REPUBLIKA.CO.ID,JAKARTA - Kementerian Dalam Negeri (Kemendagri) menilai perlu adanya pengaturan dana kampanye untuk menekan anggaran Pemilihan Kepala Daerah (Pilkada) menjadi lebih murah. Direktur Jendral Otonomi Daerah Kemendagri, Djohermansyah Johan, mengatakan ada beberapa cara untuk menekan dana kampanye.
"Pertama, para calon dilarang memberi uang kepada parpol pengusung istilahnya sewa perahu atau sewa kendaraan," kata Djo, sapaan akrabnya, saat dihubungi Republika, Ahad (14/9).
Seharusnya, partai politik (parpol) pengusung yang melakukan penggalangan dana atau fund rising kepada publik. Dana tersebut digunakan untuk membiayai kandidat yang diusung.
Cara selanjutnya, melalui penyederhanaan metode kampanye. Penyederhaan tersebut melalui penghapusan rapat umum yang dinilai menghabiskan anggaran. Sebab, biasanya rapat umum dengan membuat panggung dan menghadirkan ribuan massa.
"Sewa artis dari ibu kota itu kita larang. Jadi cukup kampanye dengan dialog terbatas serta melalui baliho atau leaflet terbatas," jelasnya.
Dana kampanye tersebut didanai oleh Anggaran Pendapatan dan Belanja Negara (APBN) sehingga sangat terbatas. Kampanye murah itu bertujuan agar kepala daerah terpilih tidak perlu memberikan kompensasi kepada sponsor yang mendukung saat kampanye. Kompensasi tersebut bisa dalam bentuk proyek, maupun perizinan.

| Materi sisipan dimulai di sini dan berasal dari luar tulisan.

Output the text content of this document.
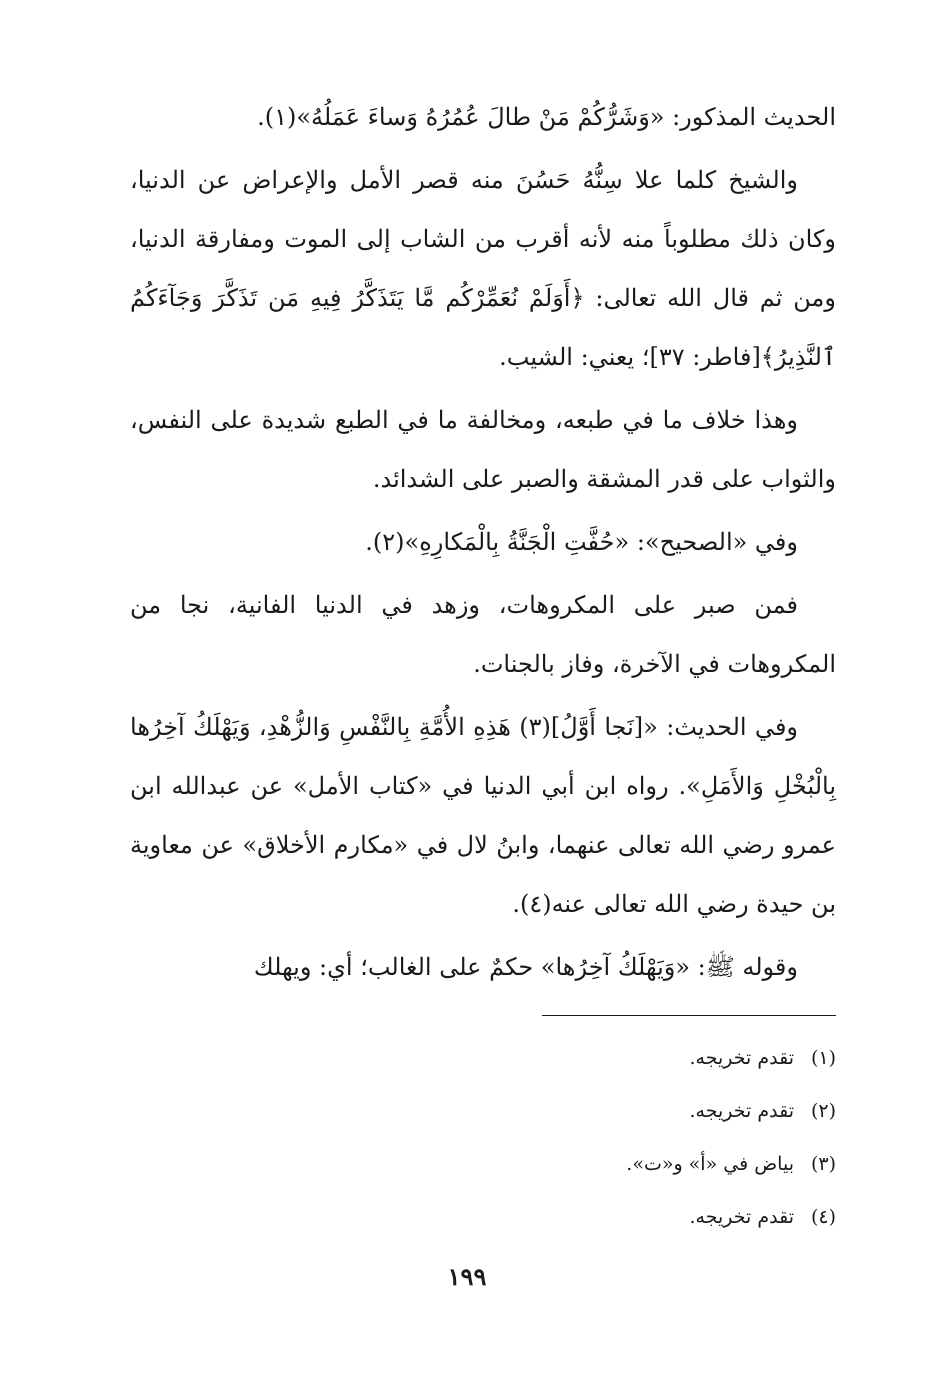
الحديث المذكور: «وَشَرُّكُمْ مَنْ طالَ عُمُرُهُ وَساءَ عَمَلُهُ»(١).

والشيخ كلما علا سِنُّهُ حَسُنَ منه قصر الأمل والإعراض عن الدنيا، وكان ذلك مطلوباً منه لأنه أقرب من الشاب إلى الموت ومفارقة الدنيا، ومن ثم قال الله تعالى: ﴿أَوَلَمْ نُعَمِّرْكُم مَّا يَتَذَكَّرُ فِيهِ مَن تَذَكَّرَ وَجَآءَكُمُ ٱلنَّذِيرُ﴾[فاطر: ٣٧]؛ يعني: الشيب.

وهذا خلاف ما في طبعه، ومخالفة ما في الطبع شديدة على النفس، والثواب على قدر المشقة والصبر على الشدائد.

وفي «الصحيح»: «حُفَّتِ الْجَنَّةُ بِالْمَكارِهِ»(٢).

فمن صبر على المكروهات، وزهد في الدنيا الفانية، نجا من المكروهات في الآخرة، وفاز بالجنات.

وفي الحديث: «[نَجا أَوَّلُ](٣) هَذِهِ الأُمَّةِ بِالنَّفْسِ وَالزُّهْدِ، وَيَهْلَكُ آخِرُها بِالْبُخْلِ وَالأَمَلِ». رواه ابن أبي الدنيا في «كتاب الأمل» عن عبدالله ابن عمرو رضي الله تعالى عنهما، وابنُ لال في «مكارم الأخلاق» عن معاوية بن حيدة رضي الله تعالى عنه(٤).

وقوله ﷺ: «وَيَهْلَكُ آخِرُها» حكمٌ على الغالب؛ أي: ويهلك

(١)
تقدم تخريجه.
(٢)
تقدم تخريجه.
(٣)
بياض في «أ» و«ت».
(٤)
تقدم تخريجه.
١٩٩
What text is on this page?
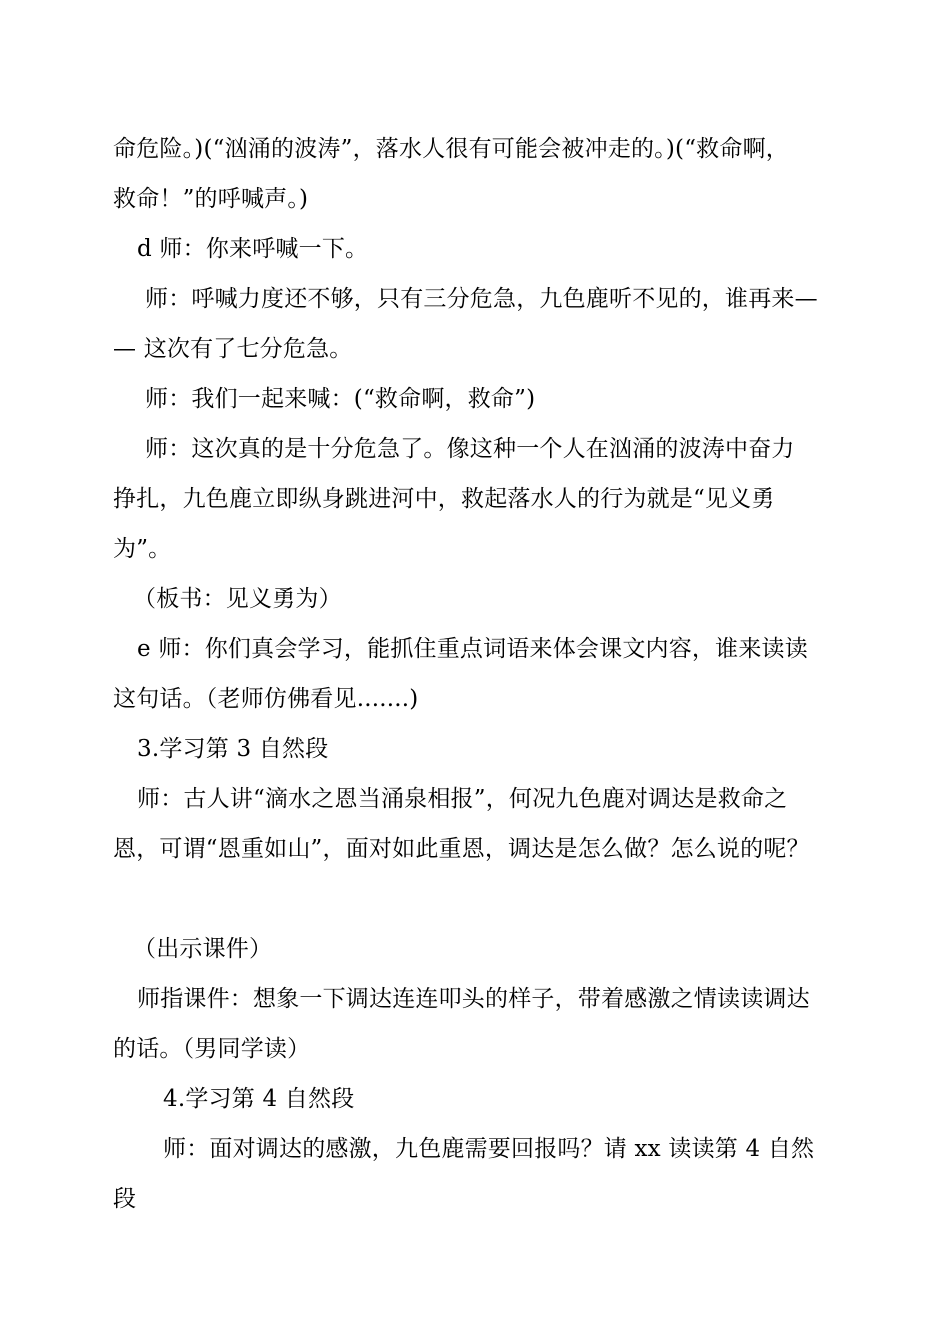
命危险。)(“汹涌的波涛”，落水人很有可能会被冲走的。)(“救命啊，
救命！”的呼喊声。)
d 师：你来呼喊一下。
师：呼喊力度还不够，只有三分危急，九色鹿听不见的，谁再来—
— 这次有了七分危急。
师：我们一起来喊：(“救命啊，救命”)
师：这次真的是十分危急了。像这种一个人在汹涌的波涛中奋力
挣扎，九色鹿立即纵身跳进河中，救起落水人的行为就是“见义勇
为”。
（板书：见义勇为）
e 师：你们真会学习，能抓住重点词语来体会课文内容，谁来读读
这句话。（老师仿佛看见.......)
3.学习第 3 自然段
师：古人讲“滴水之恩当涌泉相报”，何况九色鹿对调达是救命之
恩，可谓“恩重如山”，面对如此重恩，调达是怎么做？怎么说的呢？
（出示课件）
师指课件：想象一下调达连连叩头的样子，带着感激之情读读调达
的话。（男同学读）
4.学习第 4 自然段
师：面对调达的感激，九色鹿需要回报吗？请 xx 读读第 4 自然
段
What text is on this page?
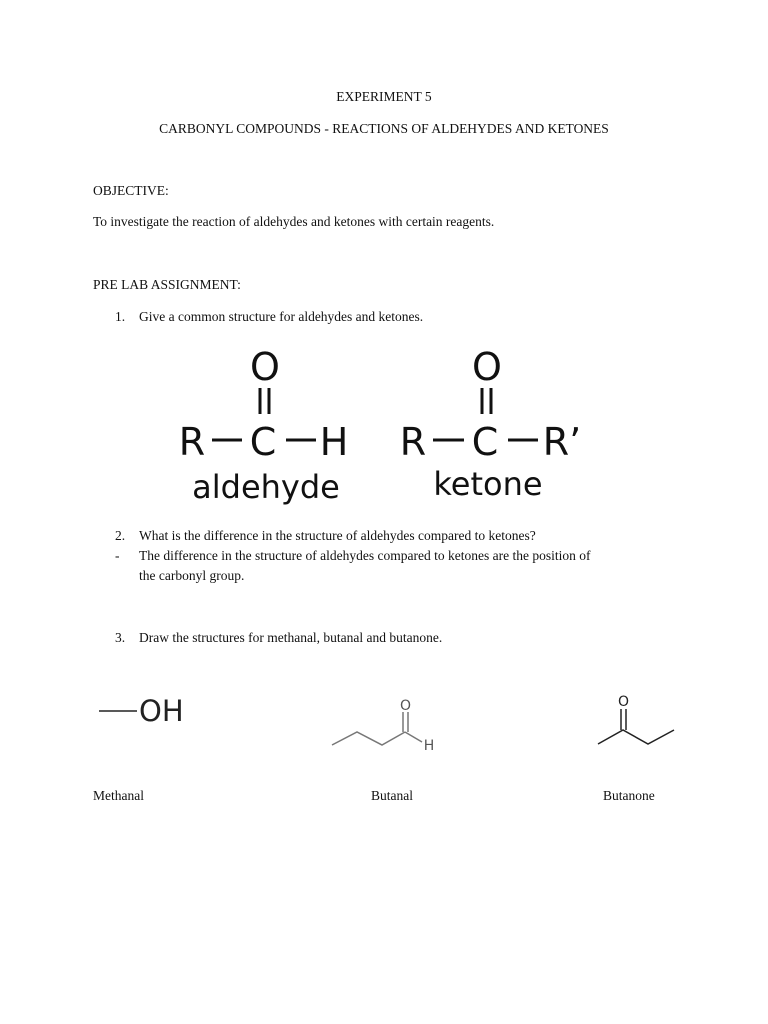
EXPERIMENT 5
CARBONYL COMPOUNDS - REACTIONS OF ALDEHYDES AND KETONES
OBJECTIVE:
To investigate the reaction of aldehydes and ketones with certain reagents.
PRE LAB ASSIGNMENT:
1.	Give a common structure for aldehydes and ketones.
O
R C H
aldehyde
O
R C R’
ketone
2.	What is the difference in the structure of aldehydes compared to ketones?
-	The difference in the structure of aldehydes compared to ketones are the position of
the carbonyl group.
3.	Draw the structures for methanal, butanal and butanone.
OH	O
H
O
Methanal	Butanal	Butanone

Hal itu mengakibatkan penyalahgunaan wewenang kepala derah dan menjerumuskan ke penjara. "Sudah 332 dari 524 kepala daerah yang terlibat penyalahgunaan wewenang. Kita tidak mau pesta demokrasi tapi kepala daerah masuk penjara. Itulah harus ada perbaikan Pilkada langsung, tidak sekadar copy paste zaman dulu," terangnya.